In an implementation of the method, generating a second encoded key comprises: performing a bit-wise XOR operation on the bit-shuffled buffer key and the third secure key.

A system is further described herein. The system includes: at least one processor circuit; and at least one memory stores program code that, when executed by the at least one processor circuit, perform operations, the operations comprising: generating a plurality of globally-unique values comprising a first globally-unique value, second globally-unique value, and a third globally-unique value; storing the plurality of globally-unique values in a database of the computing system, each of the plurality of globally-unique values also being physically implemented as a machine-readable format; associating, in the database, the first globally-unique value with the second globally-unique value and the third globally-unique value; receiving, via a network, one of the plurality of globally-unique values from an application executing on a computing device that reads the one of the plurality of globally-unique values from the physically-implemented machine-readable format; designating the second globally-unique value associated with the globally-unique value as a first secure key for the application; and designating the third globally-unique value associated with the globally-unique value as a buffer key for the application.

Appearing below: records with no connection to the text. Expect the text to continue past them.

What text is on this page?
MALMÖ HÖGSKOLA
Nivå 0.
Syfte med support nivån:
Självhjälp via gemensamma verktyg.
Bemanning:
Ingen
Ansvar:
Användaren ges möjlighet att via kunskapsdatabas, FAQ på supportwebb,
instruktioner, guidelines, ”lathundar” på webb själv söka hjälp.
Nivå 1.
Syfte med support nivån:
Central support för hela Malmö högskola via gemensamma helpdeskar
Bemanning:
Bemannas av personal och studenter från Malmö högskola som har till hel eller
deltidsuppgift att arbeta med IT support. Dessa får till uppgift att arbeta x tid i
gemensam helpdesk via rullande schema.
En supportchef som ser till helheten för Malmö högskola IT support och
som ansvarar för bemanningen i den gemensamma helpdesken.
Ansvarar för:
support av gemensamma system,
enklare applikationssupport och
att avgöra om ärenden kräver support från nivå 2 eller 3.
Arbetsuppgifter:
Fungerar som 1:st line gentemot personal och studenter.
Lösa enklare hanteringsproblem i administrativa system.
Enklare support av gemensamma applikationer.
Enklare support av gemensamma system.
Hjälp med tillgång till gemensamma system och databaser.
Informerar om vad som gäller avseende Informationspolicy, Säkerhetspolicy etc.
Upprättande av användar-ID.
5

In an implementation of the system, each of the plurality of globally-unique values are randomly-generated values.

In an implementation of the system, the randomly-generated values are generated by a quantum random number generator.

While various example embodiments have been described above, it should be understood that they have been presented by way of example only, and not limitation. It will be understood by those skilled in the relevant art(s) that various changes in form and details may be made therein without departing from the spirit and scope of the embodiments as defined in the appended claims. Accordingly, the breadth and scope of the disclosure should not be limited by any of the above-described example embodiments, but should be defined only in accordance with the following claims and their equivalents.